Can this cup stop date rape?

A new technology promises to detect the presence of date rape drugs in drinks

Katie McDonough
December 10, 2012 11:19PM (UTC)

A start-up called DrinkSavvy is hoping, with a little help from crowdfunding site IndieGoGo, to help stop drug-facilitated sexual assault right where it starts -- in your cup. The tech company is currently seeking funding to complete a prototype for a line of cups, straws and drink stirrers that can detect "date rape" drugs, instantly.

The new line of cups is designed to change appearance, from clear to red stripes, when they detect the  presence of predator drugs like Rohypnol. This discreet color change technology might seem simple, but could be a breakthrough in prevention since a majority of these drugs are odorless, colorless and tasteless. It's not a silver bullet, but it probably doesn't hurt, either.


And according to DrinkSavvy founder Mike Abramson, the company's mission isn't just financial -- it's personal.

"Why do I care about this topic? Within the past three years, three of my very close friends -- and myself -- have been the unwitting victims of being drugged. ... And I want to prevent it from happening to anyone else."

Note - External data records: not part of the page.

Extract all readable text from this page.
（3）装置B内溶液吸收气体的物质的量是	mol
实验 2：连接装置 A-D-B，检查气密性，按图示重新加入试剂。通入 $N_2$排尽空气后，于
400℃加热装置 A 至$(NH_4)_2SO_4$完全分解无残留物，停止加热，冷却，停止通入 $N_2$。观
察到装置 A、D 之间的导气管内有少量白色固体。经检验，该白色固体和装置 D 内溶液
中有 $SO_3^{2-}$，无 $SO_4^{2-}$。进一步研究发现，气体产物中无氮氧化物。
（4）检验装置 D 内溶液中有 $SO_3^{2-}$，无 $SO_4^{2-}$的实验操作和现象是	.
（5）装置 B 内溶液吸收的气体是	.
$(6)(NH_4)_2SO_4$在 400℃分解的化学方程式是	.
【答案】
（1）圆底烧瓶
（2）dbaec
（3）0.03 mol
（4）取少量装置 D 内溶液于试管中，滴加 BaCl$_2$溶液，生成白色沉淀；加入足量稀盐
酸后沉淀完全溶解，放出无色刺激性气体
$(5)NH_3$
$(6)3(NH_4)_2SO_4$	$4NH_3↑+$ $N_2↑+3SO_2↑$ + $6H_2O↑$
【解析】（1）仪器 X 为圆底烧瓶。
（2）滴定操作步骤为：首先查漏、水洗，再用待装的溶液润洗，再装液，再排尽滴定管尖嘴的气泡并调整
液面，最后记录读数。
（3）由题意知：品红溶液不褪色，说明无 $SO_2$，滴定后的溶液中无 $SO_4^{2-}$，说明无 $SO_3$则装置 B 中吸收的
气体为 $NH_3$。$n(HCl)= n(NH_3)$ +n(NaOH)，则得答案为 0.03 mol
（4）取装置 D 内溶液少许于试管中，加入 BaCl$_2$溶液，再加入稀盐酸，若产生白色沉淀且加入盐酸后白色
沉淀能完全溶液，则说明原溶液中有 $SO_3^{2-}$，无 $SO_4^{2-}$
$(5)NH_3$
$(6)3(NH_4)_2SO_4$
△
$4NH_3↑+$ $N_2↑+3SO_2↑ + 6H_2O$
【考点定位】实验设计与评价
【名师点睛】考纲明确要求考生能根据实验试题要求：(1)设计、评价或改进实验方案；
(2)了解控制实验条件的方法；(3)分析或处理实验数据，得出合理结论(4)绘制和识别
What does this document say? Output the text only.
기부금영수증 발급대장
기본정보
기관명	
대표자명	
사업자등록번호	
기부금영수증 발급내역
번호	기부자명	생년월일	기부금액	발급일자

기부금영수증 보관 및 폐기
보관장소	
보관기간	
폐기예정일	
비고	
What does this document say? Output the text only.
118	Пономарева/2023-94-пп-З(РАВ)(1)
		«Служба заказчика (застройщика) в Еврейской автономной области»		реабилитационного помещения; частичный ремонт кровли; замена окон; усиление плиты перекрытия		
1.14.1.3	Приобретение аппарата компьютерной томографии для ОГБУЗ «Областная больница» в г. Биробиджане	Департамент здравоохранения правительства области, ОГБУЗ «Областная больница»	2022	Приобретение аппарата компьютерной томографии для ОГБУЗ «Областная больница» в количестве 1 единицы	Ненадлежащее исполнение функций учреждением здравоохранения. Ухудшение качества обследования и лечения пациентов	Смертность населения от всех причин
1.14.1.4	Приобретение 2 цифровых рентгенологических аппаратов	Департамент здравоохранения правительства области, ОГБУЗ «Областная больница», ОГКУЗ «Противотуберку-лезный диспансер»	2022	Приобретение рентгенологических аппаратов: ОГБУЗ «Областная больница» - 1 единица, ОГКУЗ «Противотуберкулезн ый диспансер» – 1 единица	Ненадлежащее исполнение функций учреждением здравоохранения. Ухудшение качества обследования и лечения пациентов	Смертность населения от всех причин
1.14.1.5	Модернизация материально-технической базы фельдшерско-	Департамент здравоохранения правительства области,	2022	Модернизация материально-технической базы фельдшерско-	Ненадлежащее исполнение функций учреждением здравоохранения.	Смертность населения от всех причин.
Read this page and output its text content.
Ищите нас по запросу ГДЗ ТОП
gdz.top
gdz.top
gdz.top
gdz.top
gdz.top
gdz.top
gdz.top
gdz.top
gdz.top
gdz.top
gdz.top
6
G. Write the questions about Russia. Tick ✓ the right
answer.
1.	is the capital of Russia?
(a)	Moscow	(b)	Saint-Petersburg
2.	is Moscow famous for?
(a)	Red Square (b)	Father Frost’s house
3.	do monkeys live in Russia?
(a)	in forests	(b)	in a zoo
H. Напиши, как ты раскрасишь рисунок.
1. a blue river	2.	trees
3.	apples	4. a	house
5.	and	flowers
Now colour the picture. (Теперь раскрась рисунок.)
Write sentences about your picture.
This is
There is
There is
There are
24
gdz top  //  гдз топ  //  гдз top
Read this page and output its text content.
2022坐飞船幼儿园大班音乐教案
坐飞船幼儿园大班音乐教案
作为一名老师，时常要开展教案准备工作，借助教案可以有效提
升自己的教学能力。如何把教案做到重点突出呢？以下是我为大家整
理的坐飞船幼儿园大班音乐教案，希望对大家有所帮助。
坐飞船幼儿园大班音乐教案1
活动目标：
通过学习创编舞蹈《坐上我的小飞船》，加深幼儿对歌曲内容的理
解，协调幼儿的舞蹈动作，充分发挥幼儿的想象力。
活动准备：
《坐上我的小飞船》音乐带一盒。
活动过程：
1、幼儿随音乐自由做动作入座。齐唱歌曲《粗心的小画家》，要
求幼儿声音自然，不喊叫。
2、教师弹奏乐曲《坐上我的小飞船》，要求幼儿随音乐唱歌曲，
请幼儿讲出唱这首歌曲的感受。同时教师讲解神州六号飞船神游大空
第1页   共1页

Rape and sexual violence statistics continue to be staggering in the U.S., with more than 200,000 sexual assaults reported each year and an estimated 54 percent of rapes going unreported. Is this "smart" cup enough to make a dent in those kinds of numbers? Maybe, but as Jezebel's Laura Beck suggests, It's mostly a band-aid solution. "I wonder if the drinkware can test for all of the common predator drugs — from GHB to Rohypnol? And I worry that creepy kitchen chemists will evolve to create new drugs that can't be detected by this technology."

Will DrinkSavvy be business-savvy enough to market this technology to bars, plastic cup manufacturers and other prospective clients? While you'd be hard-pressed to find anyone who is pro-sexual assault, DrinkSavvy's success will also depend on not interfering with its customers' bottom line. Otherwise the business could be dead in the water.